Much of the CC-Link's data handling is real-time. For example, feedback systems constantly trim conveyor speeds to prevent bottle pressure build-up, a vision system checks for bottles that are dirty, misshapen or retaining rinse water from the cleaning processes, and production is just-in-time co-ordinated with the arrival of delivery lorries. Additionally the whole plant can be cleaned and switched over to orange juice packaging in less than 20 minutes.
Subsea cable laying engines have had to become very much more sensitive to cope with the switch from robust armoured copper cables to more delicate fibre optics. The tension with which cable is laid has to be constant, despite the movement of the ship in the ocean swell, necessitating constant monitoring and speed trimming of the multiple pairs of pinch wheels used to pay out the cable.
The latest generation of engines developed by Fraser Hydraulic Power of Newcastle uses a powerful PLC for controlling a PID loop for each pair of wheels. The PLCs communicate with one another and with an HMI via a CC-Link fieldbus network.
A major problem can occur when the engine is free-spooling cable onto the seabed, as this can turn the drive motor into a generator.

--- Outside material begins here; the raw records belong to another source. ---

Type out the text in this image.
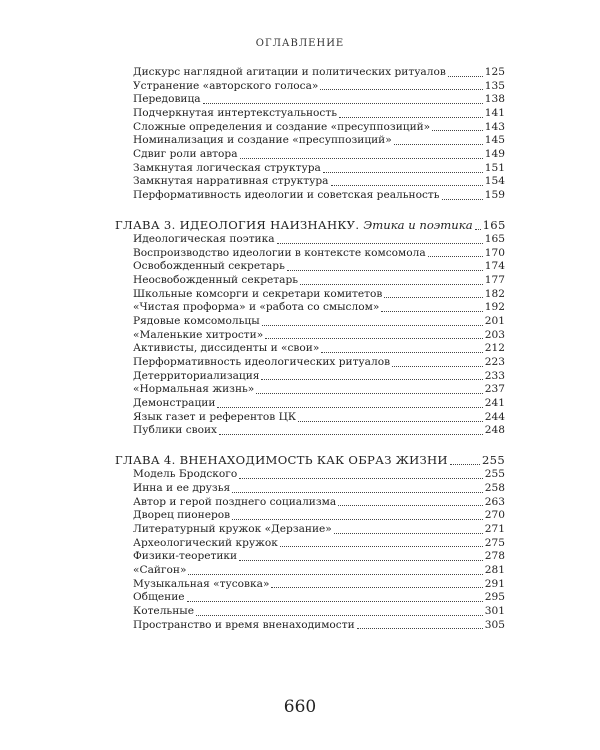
ОГЛАВЛЕНИЕ
Дискурс наглядной агитации и политических ритуалов	125
Устранение «авторского голоса»	135
Передовица	138
Подчеркнутая интертекстуальность	141
Сложные определения и создание «пресуппозиций»	143
Номинализация и создание «пресуппозиций»	145
Сдвиг роли автора	149
Замкнутая логическая структура	151
Замкнутая нарративная структура	154
Перформативность идеологии и советская реальность	159
ГЛАВА 3. ИДЕОЛОГИЯ НАИЗНАНКУ. Этика и поэтика 165
Идеологическая поэтика	165
Воспроизводство идеологии в контексте комсомола	170
Освобожденный секретарь	174
Неосвобожденный секретарь	177
Школьные комсорги и секретари комитетов	182
«Чистая проформа» и «работа со смыслом»	192
Рядовые комсомольцы	201
«Маленькие хитрости»	203
Активисты, диссиденты и «свои»	212
Перформативность идеологических ритуалов	223
Детерриториализация	233
«Нормальная жизнь»	237
Демонстрации	241
Язык газет и референтов ЦК	244
Публики своих	248
ГЛАВА 4. ВНЕНАХОДИМОСТЬ КАК ОБРАЗ ЖИЗНИ	255
Модель Бродского	255
Инна и ее друзья	258
Автор и герой позднего социализма	263
Дворец пионеров	270
Литературный кружок «Дерзание»	271
Археологический кружок	275
Физики-теоретики	278
«Сайгон»	281
Музыкальная «тусовка»	291
Общение	295
Котельные	301
Пространство и время вненаходимости	305
660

Previously this has been addressed by incorporating a large braking resistor into the engine, but the precision control provided by the CC-Link allows the variable speed drive to switch instantly into a regenerating mode.
Operators have taken to the new Fraser engines, because they can be used from far smaller (and cheaper) vessels, and their precision control has reduced the amount of downtime due to cable breakages by an order of magnitude.
Turnaround time on the cross-channel Eurostar train is limited, yet cleaning has to be to a high standard for this most prestigious of services. Emptying and cleaning of the effluent tanks has been upgraded to being fully automatic following an upgrade of the Lavatory Discharge Apron at the London terminus. It now sports over 40 PLC-controlled out-pumping stations, all connected via a CC-Link network.
The cleaning cycle at each pump is self-optimising and includes emptying, rinsing disinfecting. An operator merely connects the extraction pipe and waits for the cycling completion indicator to come on. Notably the system is programmed to recognise five different types of train and to select the appropriate cycle.
When Becatron Mechatronica in Belgium wanted to control energy usage on its 40 aluminium foil rewind machines, it decided to integrate their control using a CC-Link fieldbus. Each rewinder is quite energy-hungry, being heavy, high-speed and temperature-controlled.
Start-up of the rewinders is now sequenced over the CC-Link to prevent power surges, and machines that are not in use can be shut down between production runs to save energy. With the plant split into seven sections, each comprising two distinct system, a master controller is also required on the network. Originally a multi-drop RS 485 architecture was used in the control system, but the CC-Link has simplified the design and led to better control, faster reactions and improved reliability. Additionally noise immunity in this high-energy environment has been proven.
Payback for the CC-Link installation costs has been achieved in under one year thanks to the energy saved.
CC-Link is perhaps the unsung hero of the industrial fieldbus world. A powerhouse in Asia, its use in Europe is higher than most people realise, but there is a growing recognition that it must be brought to the fore if Europe is going to win exports to the fastest developing region in the world.